Tesoriero would also like to see the Government consider increasing the disability allowance. The allowance currently pays up to a maximum of $66.11 a week, depending on what costs a person has. The child disability allowance has been singled out as particularly low - a third of what the United Kingdom pays.
One of the major costs preventing disabled people from visiting their GP was transport. This includes public transport costs as well as more expensive options like mobility taxis. The health survey found disabled adults were 6.5 times more likely than non-disabled adults to be unable to access GP services due to a lack of transport.

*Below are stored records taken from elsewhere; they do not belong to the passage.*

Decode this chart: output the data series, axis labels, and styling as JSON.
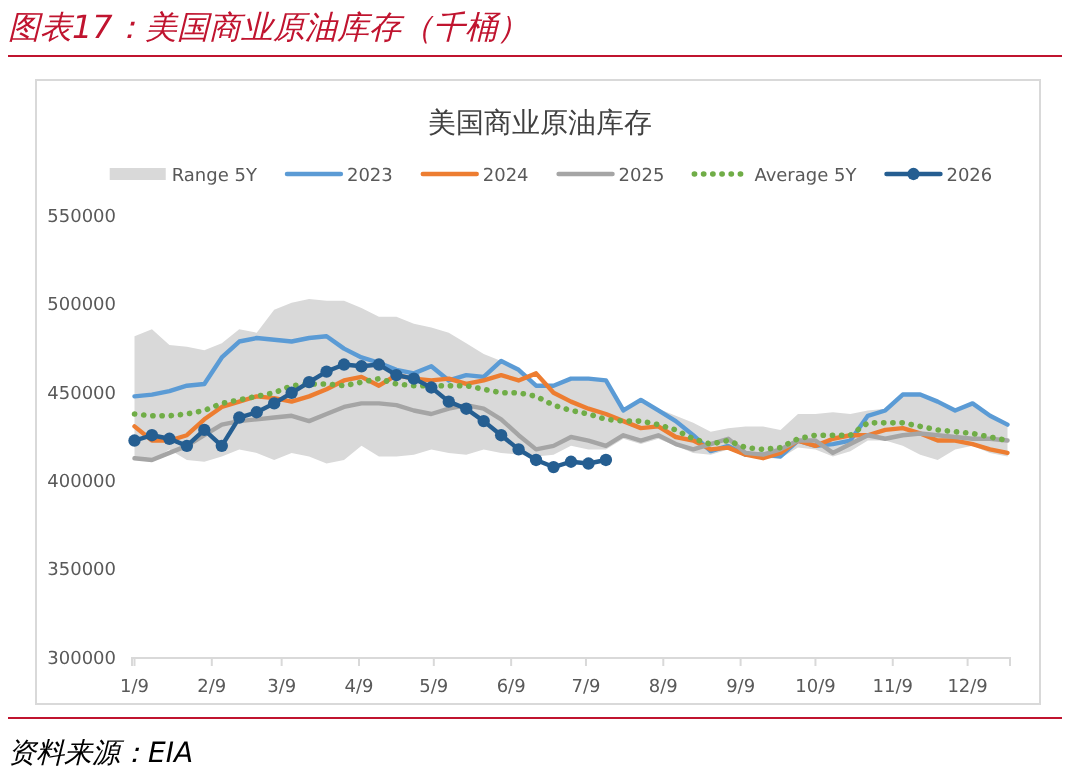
{
  "chart_data": {
    "type": "line",
    "title": "图表17：美国商业原油库存（千桶）",
    "subtitle": "美国商业原油库存",
    "annotations": [
      "资料来源：EIA"
    ],
    "x": [
      "--01-09",
      "--01-16",
      "--01-23",
      "--01-30",
      "--02-06",
      "--02-13",
      "--02-20",
      "--02-27",
      "--03-06",
      "--03-13",
      "--03-20",
      "--03-27",
      "--04-03",
      "--04-10",
      "--04-17",
      "--04-24",
      "--05-01",
      "--05-08",
      "--05-15",
      "--05-22",
      "--05-29",
      "--06-05",
      "--06-12",
      "--06-19",
      "--06-26",
      "--07-03",
      "--07-10",
      "--07-17",
      "--07-24",
      "--07-31",
      "--08-07",
      "--08-14",
      "--08-21",
      "--08-28",
      "--09-04",
      "--09-11",
      "--09-18",
      "--09-25",
      "--10-02",
      "--10-09",
      "--10-16",
      "--10-23",
      "--10-30",
      "--11-06",
      "--11-13",
      "--11-20",
      "--11-27",
      "--12-04",
      "--12-11",
      "--12-18",
      "--12-25"
    ],
    "xlim": [
      "--01-08",
      "--12-26"
    ],
    "xticks": [
      {
        "value": "--01-09",
        "label": "1/9"
      },
      {
        "value": "--02-09",
        "label": "2/9"
      },
      {
        "value": "--03-09",
        "label": "3/9"
      },
      {
        "value": "--04-09",
        "label": "4/9"
      },
      {
        "value": "--05-09",
        "label": "5/9"
      },
      {
        "value": "--06-09",
        "label": "6/9"
      },
      {
        "value": "--07-09",
        "label": "7/9"
      },
      {
        "value": "--08-09",
        "label": "8/9"
      },
      {
        "value": "--09-09",
        "label": "9/9"
      },
      {
        "value": "--10-09",
        "label": "10/9"
      },
      {
        "value": "--11-09",
        "label": "11/9"
      },
      {
        "value": "--12-09",
        "label": "12/9"
      }
    ],
    "ylim": [
      300000,
      550000
    ],
    "yticks": [
      300000,
      350000,
      400000,
      450000,
      500000,
      550000
    ],
    "legend": "top",
    "series": [
      {
        "name": "Range 5Y",
        "type": "area",
        "color": "#d9d9d9",
        "lower": [
          412000,
          412000,
          418000,
          412000,
          411000,
          414000,
          418000,
          416000,
          412000,
          416000,
          414000,
          410000,
          412000,
          420000,
          414000,
          414000,
          415000,
          418000,
          416000,
          415000,
          418000,
          416000,
          415000,
          414000,
          415000,
          420000,
          418000,
          418000,
          424000,
          421000,
          424000,
          420000,
          416000,
          415000,
          418000,
          414000,
          413000,
          413000,
          419000,
          418000,
          414000,
          417000,
          423000,
          423000,
          420000,
          415000,
          412000,
          418000,
          420000,
          416000,
          414000
        ],
        "values": [
          null,
          null,
          null,
          null,
          null,
          null,
          null,
          null,
          null,
          null,
          null,
          null,
          null,
          null,
          null,
          null,
          null,
          null,
          null,
          null,
          null,
          null,
          null,
          null,
          null,
          null,
          null,
          null,
          null,
          null,
          null,
          null,
          null,
          null,
          null,
          null,
          null,
          null,
          null,
          null,
          null,
          null,
          null,
          null,
          null,
          null,
          null,
          null,
          null,
          null,
          null
        ],
        "upper": [
          482000,
          486000,
          477000,
          476000,
          474000,
          478000,
          486000,
          484000,
          497000,
          501000,
          503000,
          502000,
          502000,
          498000,
          493000,
          493000,
          489000,
          487000,
          484000,
          478000,
          472000,
          468000,
          463000,
          455000,
          454000,
          459000,
          458000,
          457000,
          441000,
          447000,
          441000,
          437000,
          433000,
          428000,
          430000,
          431000,
          431000,
          429000,
          438000,
          438000,
          439000,
          438000,
          440000,
          441000,
          449000,
          449000,
          445000,
          441000,
          444000,
          438000,
          433000
        ]
      },
      {
        "name": "2023",
        "color": "#5b9bd5",
        "values": [
          448000,
          449000,
          451000,
          454000,
          455000,
          470000,
          479000,
          481000,
          480000,
          479000,
          481000,
          482000,
          475000,
          470000,
          467000,
          463000,
          461000,
          465000,
          457000,
          460000,
          459000,
          468000,
          463000,
          454000,
          454000,
          458000,
          458000,
          457000,
          440000,
          446000,
          440000,
          434000,
          426000,
          417000,
          420000,
          415000,
          415000,
          414000,
          423000,
          420000,
          421000,
          423000,
          437000,
          440000,
          449000,
          449000,
          445000,
          440000,
          444000,
          437000,
          432000
        ]
      },
      {
        "name": "2024",
        "color": "#ed7d31",
        "values": [
          431000,
          423000,
          423000,
          426000,
          435000,
          442000,
          445000,
          448000,
          447000,
          445000,
          448000,
          452000,
          457000,
          459000,
          454000,
          460000,
          458000,
          457000,
          458000,
          455000,
          457000,
          460000,
          457000,
          461000,
          450000,
          445000,
          441000,
          438000,
          434000,
          430000,
          431000,
          425000,
          423000,
          418000,
          419000,
          415000,
          413000,
          416000,
          423000,
          420000,
          424000,
          426000,
          426000,
          429000,
          430000,
          427000,
          423000,
          423000,
          421000,
          418000,
          416000
        ]
      },
      {
        "name": "2025",
        "color": "#a5a5a5",
        "values": [
          413000,
          412000,
          416000,
          420000,
          426000,
          432000,
          434000,
          435000,
          436000,
          437000,
          434000,
          438000,
          442000,
          444000,
          444000,
          443000,
          440000,
          438000,
          441000,
          443000,
          441000,
          435000,
          426000,
          418000,
          420000,
          425000,
          423000,
          420000,
          426000,
          423000,
          426000,
          421000,
          418000,
          421000,
          424000,
          416000,
          415000,
          418000,
          423000,
          423000,
          416000,
          421000,
          426000,
          424000,
          426000,
          427000,
          426000,
          425000,
          424000,
          424000,
          423000
        ]
      },
      {
        "name": "Average 5Y",
        "color": "#70ad47",
        "line_style": "dotted",
        "values": [
          438000,
          437000,
          437000,
          438000,
          440000,
          444000,
          446000,
          448000,
          450000,
          454000,
          455000,
          455000,
          454000,
          456000,
          458000,
          455000,
          454000,
          454000,
          454000,
          454000,
          452000,
          450000,
          450000,
          448000,
          443000,
          440000,
          438000,
          435000,
          434000,
          434000,
          432000,
          429000,
          424000,
          421000,
          423000,
          419000,
          418000,
          419000,
          424000,
          426000,
          426000,
          426000,
          433000,
          433000,
          433000,
          431000,
          429000,
          428000,
          427000,
          425000,
          423000
        ]
      },
      {
        "name": "2026",
        "color": "#255e91",
        "marker": "circle",
        "values": [
          423000,
          426000,
          424000,
          420000,
          429000,
          420000,
          436000,
          439000,
          444000,
          450000,
          456000,
          462000,
          466000,
          465000,
          466000,
          460000,
          458000,
          453000,
          445000,
          441000,
          434000,
          426000,
          418000,
          412000,
          408000,
          411000,
          410000,
          412000,
          null,
          null,
          null,
          null,
          null,
          null,
          null,
          null,
          null,
          null,
          null,
          null,
          null,
          null,
          null,
          null,
          null,
          null,
          null,
          null,
          null,
          null,
          null
        ]
      }
    ]
  }
}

Another major cost barrier is the upfront payment at the doctor's office, sometimes called co-payment or consultation fees. These fees can vary depending on the practice, but basic consultation for an adult patient would generally be between $50 and $75, according to the Royal New Zealand College of General Practitioners.
Even with options like community services and instalment payments, for some the cost is still too high. Some practices refuse to see people if they have outstanding bills.
Tesoriero says she was pleased to see the Government publicly recognise that disabled people have not been well-served by the current system. However, she wants to see them have more input after a lack of consultation in last year’s review undermined confidence in the report and its recommendations.